Alberta only screened a select number of positive samples from December and January for variants of concern. By February, it had ramped up its screening to include all positive samples.
"Alberta started screening every positive case of COVID-19 for variants before any other part of Canada did, so we're a little ahead regarding the number of samples that have been screened," said Khaw of Alberta Health.
The pace of screening has varied from province to province over time, but by now it's become more consistent, if not perfectly consistent.
"Most provinces and territories aim to screen 100 per cent of their COVID-19 cases for mutations associated with variants of concern," PHAC told CBC News in an email this week.
The second problem is that not all positive samples can be successfully screened for variants.
In some cases, there isn't enough viral material left in the sample to do a proper screening. Degradation of the virus's RNA or other technical issues with the genetic sequencing can also cause failures in the screening process.
Alberta Health Services says about 80 to 85 per cent of all positive samples are successfully screened for the variants of concern.

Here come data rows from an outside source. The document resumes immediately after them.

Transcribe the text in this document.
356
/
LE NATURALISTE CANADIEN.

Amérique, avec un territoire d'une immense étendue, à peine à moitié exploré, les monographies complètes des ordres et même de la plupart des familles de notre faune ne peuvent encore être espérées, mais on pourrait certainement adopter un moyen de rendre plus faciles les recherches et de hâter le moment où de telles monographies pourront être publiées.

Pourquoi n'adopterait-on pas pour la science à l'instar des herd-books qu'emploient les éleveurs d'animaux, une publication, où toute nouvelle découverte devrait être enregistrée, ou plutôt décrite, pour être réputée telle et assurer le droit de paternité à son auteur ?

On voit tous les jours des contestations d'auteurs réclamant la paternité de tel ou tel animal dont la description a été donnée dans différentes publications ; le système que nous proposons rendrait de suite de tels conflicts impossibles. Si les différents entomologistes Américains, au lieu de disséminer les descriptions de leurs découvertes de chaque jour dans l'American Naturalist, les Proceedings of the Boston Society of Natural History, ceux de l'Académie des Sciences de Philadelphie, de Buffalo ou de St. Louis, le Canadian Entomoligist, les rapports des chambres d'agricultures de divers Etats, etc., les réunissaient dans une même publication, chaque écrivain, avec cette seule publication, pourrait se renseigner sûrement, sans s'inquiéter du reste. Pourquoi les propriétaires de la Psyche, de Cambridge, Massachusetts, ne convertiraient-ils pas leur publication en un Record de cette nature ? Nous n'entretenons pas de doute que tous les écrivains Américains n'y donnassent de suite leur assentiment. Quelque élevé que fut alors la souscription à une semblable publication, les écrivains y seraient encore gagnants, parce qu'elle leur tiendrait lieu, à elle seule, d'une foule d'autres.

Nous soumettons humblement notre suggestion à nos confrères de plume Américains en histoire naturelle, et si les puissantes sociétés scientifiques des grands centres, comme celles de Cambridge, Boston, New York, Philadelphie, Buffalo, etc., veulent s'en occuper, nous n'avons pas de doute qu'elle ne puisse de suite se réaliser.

What's not in doubt: Variants are taking over
All of this paints a complicated picture of the variant situation, but public health experts say one thing is clear: Variants of concern are becoming increasingly dominant.
Canada's chief public health officer, Dr. Theresa Tam, said on Tuesday that this is being observed not just in Alberta and Ontario, but all across the country when it comes to these mutated versions of the virus.
"They account for a greater proportion of COVID-19 cases across Canada, reminding us of how tight the vaccines-versus-variants race continues to be."